Opinion ID: 2516780
Heading Depth: 5
Heading Rank: 2

Heading: Appellants' conduct was motivated by substantial financial gain.

Text: With respect to the third statutory factor, evidence demonstrating that the Association and Merculief expected their behavior to result in financial gain, or at least avoidance of substantial financial loss, supports the jury's finding as to the appellants' motive. Haight, the state director of the CDQ program, testified that Merculief's statements to him about Anderson, her past, and her false allegations convinced him not to investigate the allegations of corruption in the Association. Had the state investigated, the Association could have lost its percentage of the CDQ allocation. According to Anderson: At $228,000 per percentage point of allocation, [the Association] stood to lose a considerable sum if its allocation were reduced.

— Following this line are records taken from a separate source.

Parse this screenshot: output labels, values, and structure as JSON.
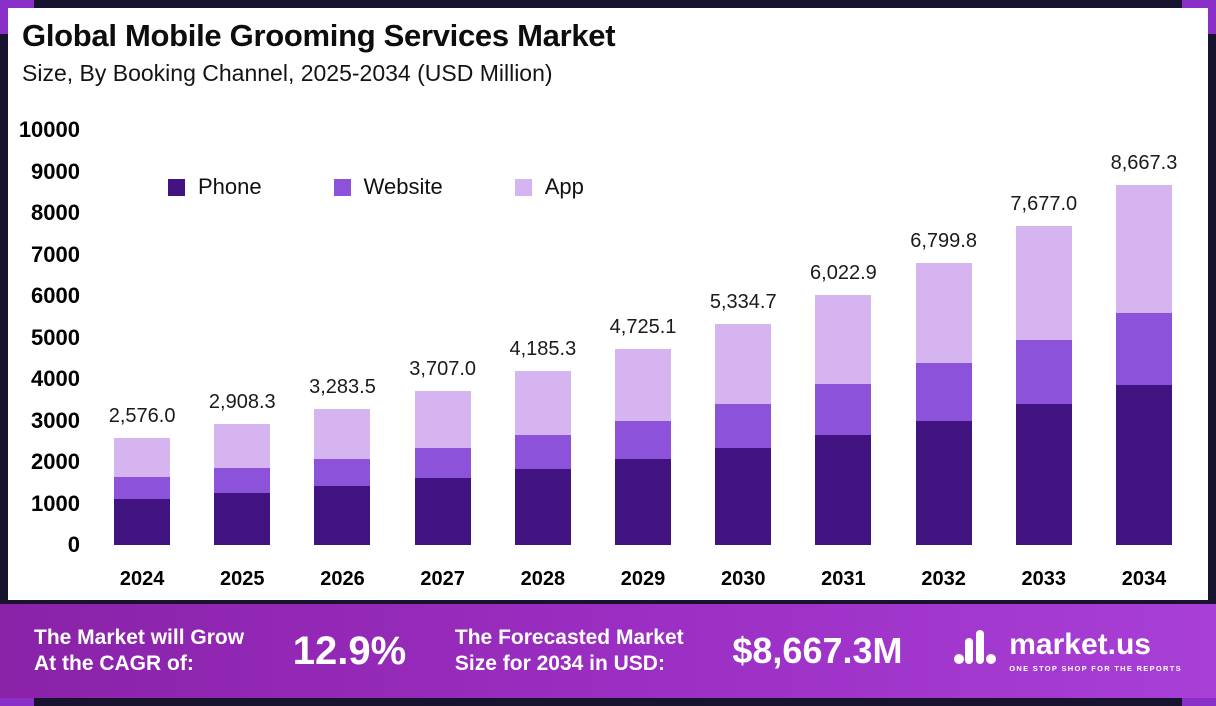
{
  "header": {
    "title": "Global Mobile Grooming Services Market",
    "subtitle": "Size, By Booking Channel, 2025-2034 (USD Million)"
  },
  "chart_data": {
    "type": "bar",
    "stacked": true,
    "title": "Global Mobile Grooming Services Market Size, By Booking Channel, 2025-2034 (USD Million)",
    "unit": "USD Million",
    "categories": [
      "2024",
      "2025",
      "2026",
      "2027",
      "2028",
      "2029",
      "2030",
      "2031",
      "2032",
      "2033",
      "2034"
    ],
    "series": [
      {
        "name": "Phone",
        "color": "#411380",
        "values": [
          1100,
          1250,
          1420,
          1620,
          1830,
          2070,
          2330,
          2640,
          2980,
          3400,
          3850
        ]
      },
      {
        "name": "Website",
        "color": "#8c52d9",
        "values": [
          550,
          600,
          660,
          730,
          820,
          930,
          1070,
          1230,
          1400,
          1550,
          1750
        ]
      },
      {
        "name": "App",
        "color": "#d6b4f0",
        "values": [
          926.0,
          1058.3,
          1203.5,
          1357.0,
          1535.3,
          1725.1,
          1934.7,
          2152.9,
          2419.8,
          2727.0,
          3067.3
        ]
      }
    ],
    "totals": [
      2576.0,
      2908.3,
      3283.5,
      3707.0,
      4185.3,
      4725.1,
      5334.7,
      6022.9,
      6799.8,
      7677.0,
      8667.3
    ],
    "total_labels": [
      "2,576.0",
      "2,908.3",
      "3,283.5",
      "3,707.0",
      "4,185.3",
      "4,725.1",
      "5,334.7",
      "6,022.9",
      "6,799.8",
      "7,677.0",
      "8,667.3"
    ],
    "ylim": [
      0,
      10000
    ],
    "yticks": [
      0,
      1000,
      2000,
      3000,
      4000,
      5000,
      6000,
      7000,
      8000,
      9000,
      10000
    ],
    "grid": false,
    "legend_position": "top-left"
  },
  "footer": {
    "cagr_label": "The Market will Grow\nAt the CAGR of:",
    "cagr_value": "12.9%",
    "forecast_label": "The Forecasted Market\nSize for 2034 in USD:",
    "forecast_value": "$8,667.3M",
    "brand_name": "market.us",
    "brand_tagline": "ONE STOP SHOP FOR THE REPORTS"
  },
  "colors": {
    "frame": "#18142f",
    "corner_accent": "#8b2fc9",
    "panel_bg": "#ffffff",
    "banner_gradient_start": "#8a22a8",
    "banner_gradient_end": "#a83fd6",
    "phone": "#411380",
    "website": "#8c52d9",
    "app": "#d6b4f0"
  }
}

Direct benefits to [the Association's] board members in the form of loans and grants were in the hundreds of thousands of dollars, and administrative, per diem, and travel expenses were substantially in excess of guidelines used for non-profit grants by the state and federal government for an entity of its size. Were the financial misconduct and self-dealing of its board members revealed through Anderson's actions, [the Association] would have been subjected to stricter scrutiny from both state and federal agencies, and the board members stood to lose the lucrative benefits they were providing to themselves. We conclude that there was more than enough evidence here to support the jury's finding of a financial motive.